Video keributan yang direkam warga pun viral di media sosial dan memicu reaksi publik.
Direktur RSIA Sitti Khadijah Gorontalo, Rusli Katili mengatakan kejadian bermula saat keluarga membawa pasien yang sama untuk kedua kalinya dalam 2 minggu dengan keluhan serupa.
“Ada keluarga pasien yang dibawa ke sini. Dua minggu lalu pernah dirawat, lalu dibawa lagi dengan keluhan yang sama,” kata Rusli saat diwawancarai, Sabtu (12/9/2026).
Pihak RS tetap melakukan pemeriksaan dan diagnosis. Namun pasien tidak bisa dirawat inap lagi menggunakan BPJS di RS tersebut sehingga harus dirujuk ke rumah sakit lain.
“Kami tetap layani, kami diagnosis. Tapi tidak bisa dirawat di sini pakai BPJS, jadi kami rujuk. Tapi keluarga tidak terima,” jelas Rusli.
Keputusan itu diduga memicu kemarahan JYT. Ia disebut membuat kegaduhan di luar jam besuk, memaki dokter, hingga melakukan tindakan anarkis.
Keributan tersebut membuat pasien lain ketakutan. Salah satunya pasien ibu hamil yang keluar dari ruangan karena panik. Sejumlah perawat juga dikabarkan berlarian.
Dalam laporan ke polisi, pihak RS menyebut JYT tidak hanya melakukan penganiayaan terhadap dokter dan perawat, tetapi juga merusak fasilitas.
Lebih serius lagi, JYT diduga melontarkan ancaman pembunuhan kepada dokter dan ancaman akan membakar rumah sakit. Pelaku juga disebut berada dalam pengaruh minuman keras saat kejadian.
Pihak RS turut menyoroti adanya pengakuan pelaku sebagai bagian dari lembaga pers yang disampaikan dengan cara tidak manusiawi.
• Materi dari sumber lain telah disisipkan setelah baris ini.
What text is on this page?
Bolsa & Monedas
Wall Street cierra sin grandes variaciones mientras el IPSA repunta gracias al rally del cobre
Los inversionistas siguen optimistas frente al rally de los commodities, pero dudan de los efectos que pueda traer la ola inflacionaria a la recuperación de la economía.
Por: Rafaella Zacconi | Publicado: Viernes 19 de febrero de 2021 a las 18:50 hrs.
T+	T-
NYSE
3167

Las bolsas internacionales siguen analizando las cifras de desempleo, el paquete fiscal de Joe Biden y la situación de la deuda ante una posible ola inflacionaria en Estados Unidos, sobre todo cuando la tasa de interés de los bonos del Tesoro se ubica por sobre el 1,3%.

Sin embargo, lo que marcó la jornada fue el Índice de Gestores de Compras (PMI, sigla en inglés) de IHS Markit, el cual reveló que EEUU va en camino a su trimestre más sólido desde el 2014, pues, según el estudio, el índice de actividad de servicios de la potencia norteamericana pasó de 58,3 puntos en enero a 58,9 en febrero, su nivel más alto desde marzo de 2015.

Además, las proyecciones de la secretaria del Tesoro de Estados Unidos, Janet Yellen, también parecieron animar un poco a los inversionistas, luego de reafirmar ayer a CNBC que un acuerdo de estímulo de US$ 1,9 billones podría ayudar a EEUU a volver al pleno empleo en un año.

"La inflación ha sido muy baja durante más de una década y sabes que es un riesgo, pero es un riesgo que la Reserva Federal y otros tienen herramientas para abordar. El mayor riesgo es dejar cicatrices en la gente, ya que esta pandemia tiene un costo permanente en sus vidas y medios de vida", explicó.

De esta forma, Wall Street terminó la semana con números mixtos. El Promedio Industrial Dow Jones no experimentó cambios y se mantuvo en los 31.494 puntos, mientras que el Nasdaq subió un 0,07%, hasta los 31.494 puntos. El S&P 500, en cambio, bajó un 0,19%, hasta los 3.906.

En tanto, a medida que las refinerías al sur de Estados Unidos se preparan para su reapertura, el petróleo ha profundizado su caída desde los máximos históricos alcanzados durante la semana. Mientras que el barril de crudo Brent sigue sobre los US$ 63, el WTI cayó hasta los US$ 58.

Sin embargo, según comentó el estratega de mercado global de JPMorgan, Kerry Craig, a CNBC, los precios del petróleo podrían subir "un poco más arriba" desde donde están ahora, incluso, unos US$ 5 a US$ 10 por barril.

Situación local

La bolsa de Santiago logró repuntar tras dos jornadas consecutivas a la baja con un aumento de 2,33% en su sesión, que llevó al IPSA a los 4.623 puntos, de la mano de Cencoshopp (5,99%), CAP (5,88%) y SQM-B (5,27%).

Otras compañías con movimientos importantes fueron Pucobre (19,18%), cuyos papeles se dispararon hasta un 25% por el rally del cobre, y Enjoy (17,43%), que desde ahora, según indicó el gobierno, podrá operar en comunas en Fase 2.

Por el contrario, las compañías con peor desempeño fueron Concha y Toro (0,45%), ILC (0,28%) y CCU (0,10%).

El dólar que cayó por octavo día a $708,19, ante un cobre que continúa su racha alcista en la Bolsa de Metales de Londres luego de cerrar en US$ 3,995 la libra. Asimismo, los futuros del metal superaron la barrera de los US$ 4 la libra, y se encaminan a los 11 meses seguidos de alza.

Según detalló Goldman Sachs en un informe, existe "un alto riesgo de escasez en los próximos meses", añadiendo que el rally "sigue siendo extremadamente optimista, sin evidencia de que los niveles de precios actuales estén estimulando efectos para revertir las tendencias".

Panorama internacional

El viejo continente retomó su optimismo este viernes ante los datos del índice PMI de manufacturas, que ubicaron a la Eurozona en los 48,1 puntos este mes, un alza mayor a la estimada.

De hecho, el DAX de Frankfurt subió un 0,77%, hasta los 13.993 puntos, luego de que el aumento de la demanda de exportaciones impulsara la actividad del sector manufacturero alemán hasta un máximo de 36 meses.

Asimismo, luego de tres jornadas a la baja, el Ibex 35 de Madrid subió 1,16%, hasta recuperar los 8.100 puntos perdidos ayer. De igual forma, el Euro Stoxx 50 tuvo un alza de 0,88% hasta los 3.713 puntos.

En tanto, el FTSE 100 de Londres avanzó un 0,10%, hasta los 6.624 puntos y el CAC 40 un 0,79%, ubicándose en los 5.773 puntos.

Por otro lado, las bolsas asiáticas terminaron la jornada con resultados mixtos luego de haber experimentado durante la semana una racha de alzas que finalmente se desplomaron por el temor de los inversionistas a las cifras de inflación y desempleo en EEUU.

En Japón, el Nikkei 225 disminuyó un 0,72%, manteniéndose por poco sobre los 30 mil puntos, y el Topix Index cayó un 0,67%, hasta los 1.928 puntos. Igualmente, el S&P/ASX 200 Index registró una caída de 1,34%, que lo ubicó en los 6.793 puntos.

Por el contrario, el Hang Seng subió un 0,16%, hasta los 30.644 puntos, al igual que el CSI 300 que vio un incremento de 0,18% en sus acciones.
Hal itu juga masuk dalam laporan.
Atas seluruh kejadian tersebut, manajemen RSIA Sitti Khadijah telah resmi melapor ke Polresta Gorontalo Kota.
Laporan mencakup dugaan penganiayaan, pengerusakan, pengancaman, tindakan anarkis, hingga penghinaan terhadap tenaga medis.
“Kami serahkan sepenuhnya proses hukum kepada kepolisian,” tegas Rusli.
Hingga berita ini diturunkan, kasus tersebut masih dalam penanganan Polresta Gorontalo Kota.